Un “pentito” costruito a tavolino, con le buone o con le cattive, per dare risposte false alla fase preparatoria della strage, come il furto della macchina da imbottire di esplosivo e i partecipanti alla sua preparazione. Scarantino viene istruito con particolari veri che solo gli investigatori potevano conoscere, ma riempie i buchi dell’indagine inserendo gli unici mafiosi che conosceva, quelli del suo quartiere, alcuni suoi parenti. Già era emerso nei primi processi che Scarantino mentiva. Era di una evidenza imbarazzante. Nella sentenza del Quater si constata come i pubblici ministeri si siano tenuti ben lontani dal metodo utilizzato da Giovanni Falcone per riscontrare le parole dei pentiti. Non è certo un attestato di professionalità per quei pm, a cominciare dal loro capo Giovanni Tinebra per finire al più giovane di tutti, Nino Di Matteo. Così come non ne esce bene nemmeno la procura di Palermo che all’epoca fece una conferenza stampa in difesa di La Barbera.
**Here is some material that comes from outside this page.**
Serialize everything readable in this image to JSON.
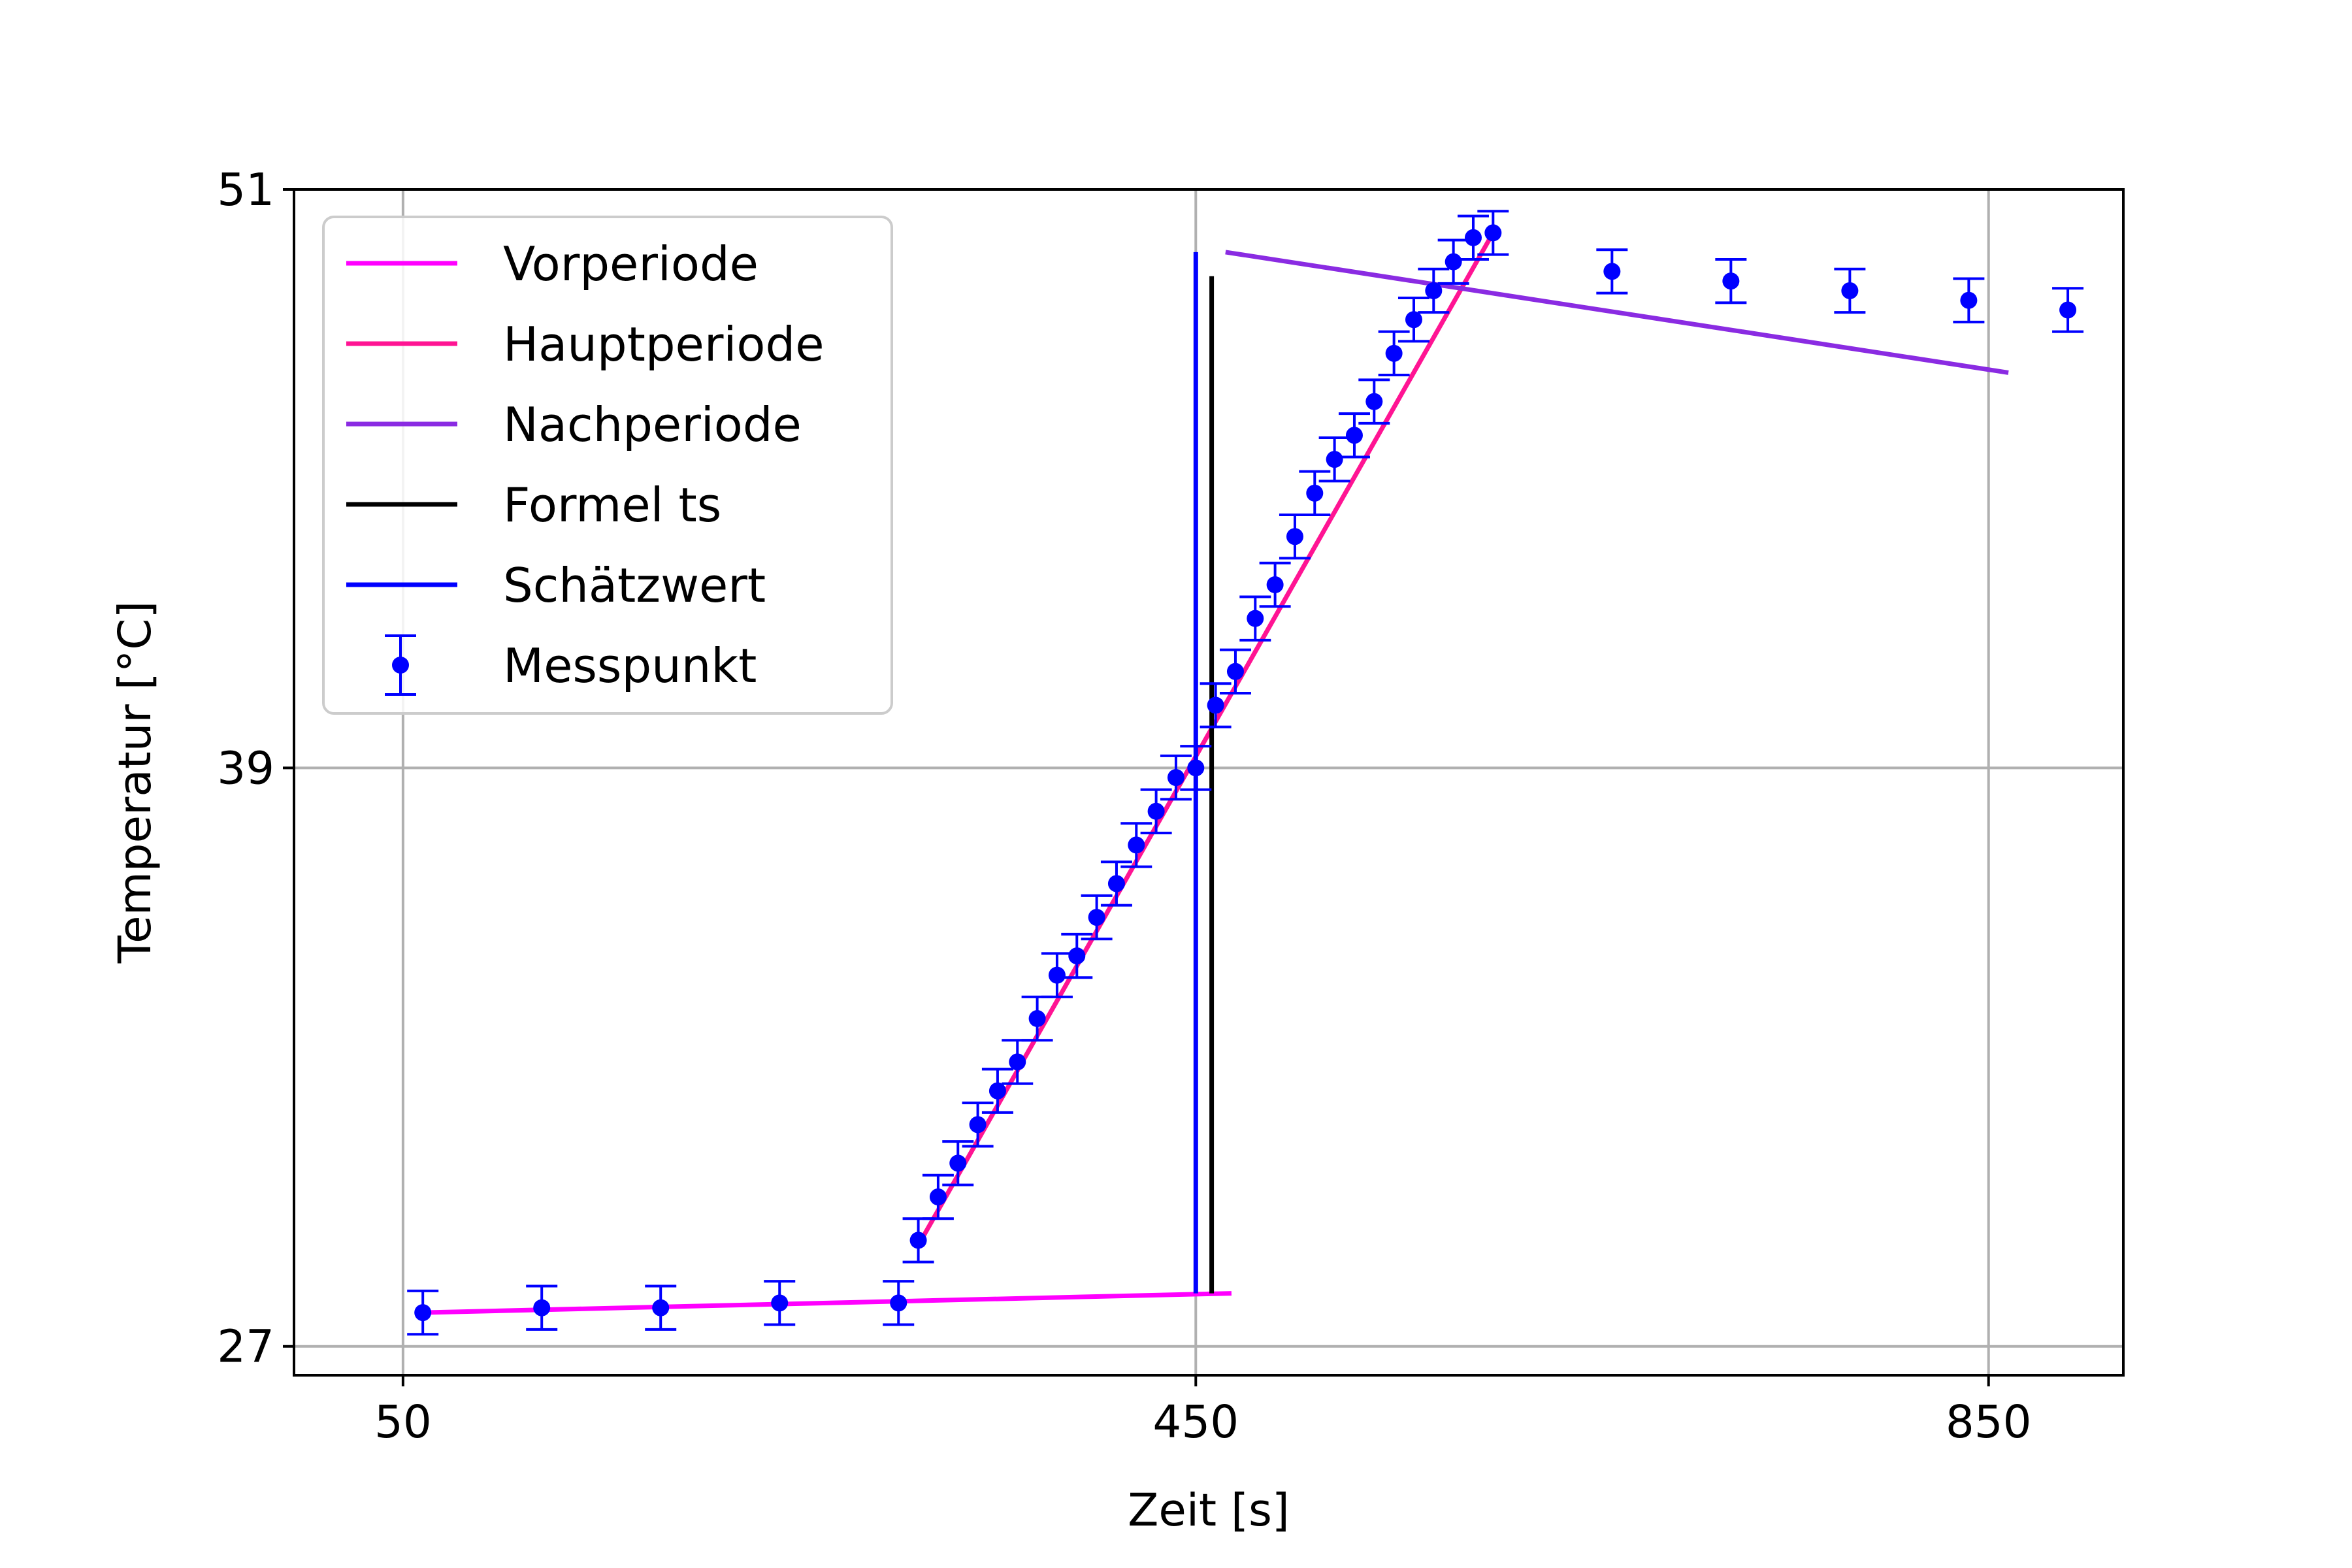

Tutti possono sbagliare, prendere una cantonata. Anche i pubblici ministeri non ne sono immuni. Però ci vorrebbe l’umiltà di ammetterlo. Il depistaggio più “raffinato” (e infatti dopo 31 anni ancora non trova risoluzione) è stato quello avvenuto nel luglio del 1992. Una cosa diversa e, a parere di chi scrive, slegata da quello del 1994 relativo alla gestione di Scarantino. Mentre quest’ultimo era per dare in pasto all’opinione pubblica il colpevole e magari ottenere attestati di stima e salire di grado sulla pelle di Borsellino, il primo era volto alla copertura del movente, o meglio quello dove il Giudice stava mettendo il naso, anche all’interno del cosiddetto “nido di vipere”.
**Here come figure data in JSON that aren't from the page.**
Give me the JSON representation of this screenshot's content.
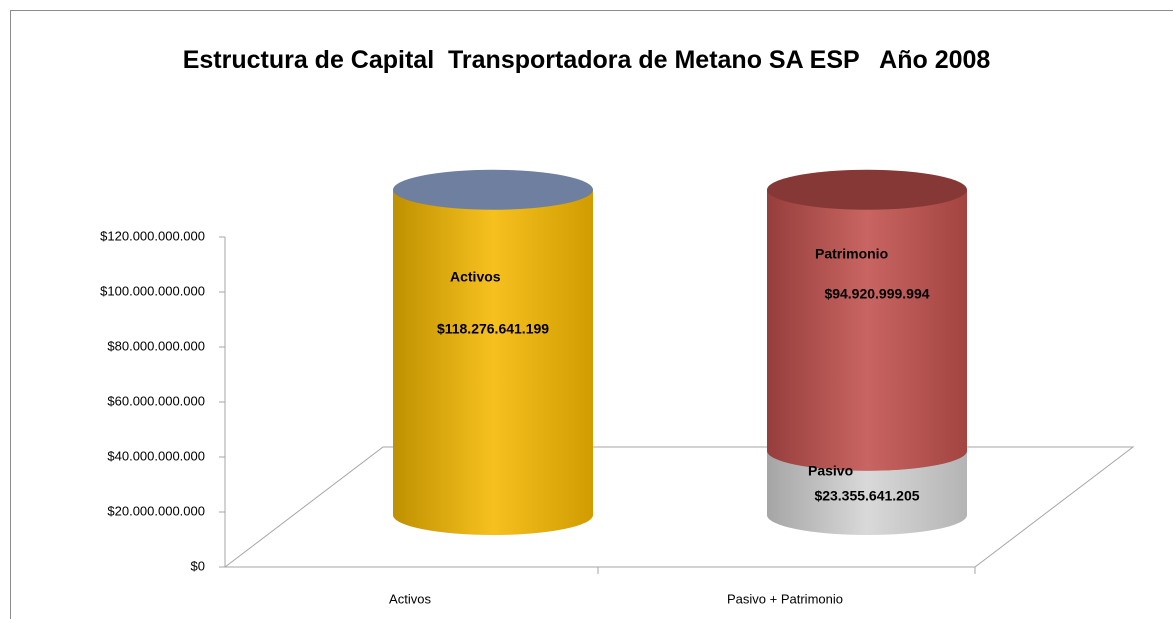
{
  "chart_data": {
    "type": "cylinder",
    "stacked": true,
    "title": "Estructura de Capital  Transportadora de Metano SA ESP   Año 2008",
    "categories": [
      "Activos",
      "Pasivo + Patrimonio"
    ],
    "series": [
      {
        "name": "Activos",
        "color": "#f5b800",
        "values": [
          118276641199,
          null
        ],
        "value_labels": [
          "$118.276.641.199",
          null
        ]
      },
      {
        "name": "Pasivo",
        "color": "#d4d4d4",
        "values": [
          null,
          23355641205
        ],
        "value_labels": [
          null,
          "$23.355.641.205"
        ]
      },
      {
        "name": "Patrimonio",
        "color": "#c0504d",
        "values": [
          null,
          94920999994
        ],
        "value_labels": [
          null,
          "$94.920.999.994"
        ]
      }
    ],
    "ylim": [
      0,
      120000000000
    ],
    "yticks": [
      {
        "value": 0,
        "label": "$0"
      },
      {
        "value": 20000000000,
        "label": "$20.000.000.000"
      },
      {
        "value": 40000000000,
        "label": "$40.000.000.000"
      },
      {
        "value": 60000000000,
        "label": "$60.000.000.000"
      },
      {
        "value": 80000000000,
        "label": "$80.000.000.000"
      },
      {
        "value": 100000000000,
        "label": "$100.000.000.000"
      },
      {
        "value": 120000000000,
        "label": "$120.000.000.000"
      }
    ]
  }
}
Il dramma è che, per quanto riguarda il contenuto della borsa e le ispezioni nell’ufficio di Borsellino, i magistrati scompaiono. Non esistono. Nessuno ha chiesto loro gli atti di ispezione, l’apposizione dei sigilli dell’ufficio in Procura, eventuali verbali relativi all’ispezione. A nessuno di loro si chiede conto e ragione su come abbiano gestito il controllo del luogo della strage. Eppure chi era in servizio quel giorno ne ha la responsabilità. Che senso ha averla, se poi ricade tutto esclusivamente ai poliziotti? Sappiamo che quel giorno c’erano quasi tutti i magistrati. Si può avere più chiarezza, oppure è lesa maestà anche in questo caso?

Se ci basiamo sugli elementi che si hanno a disposizione, si può benissimo ipotizzare che la borsa di Borsellino è giunta in questura nell’ufficio di Arnaldo La Barbera già semivuota. Il contenuto è quello che poi verrà verbalizzato dall’allora magistrato nisseno Fausto Cardella. Qualche oggetto, costume, tre fogli dei quali ancora non si conosce il contenuto e l’agenda telefonica a parte. Quella che poi verrà restituita alla famiglia di Borsellino. La stessa agenda che Lucia, la figlia del Giudice, consegnerà a Chiara Colosimo, presidente della commissione antimafia. Bisognerebbe chiedere infatti ai magistrati viventi come e dove abbiano sequestrato le carte di Borsellino, tra i quali il fascicolo di Mutolo che era però contenuto all’interno della borsa. Magari è avvenuto nell'ufficio di Borsellino visto che l'ispezione da loro effettuata è durata fino a tarda notte? Come si concilia con il fatto che il giorno dopo i figli di Borsellino hanno ritrovato l’ufficio semivuoto? Si vuole la verità, oppure prendersela con i morti affidandosi a testimonianze forse più surreali di quelle di un Massimo Ciancimino? Il metodo Falcone ce lo siamo dimenticato di nuovo?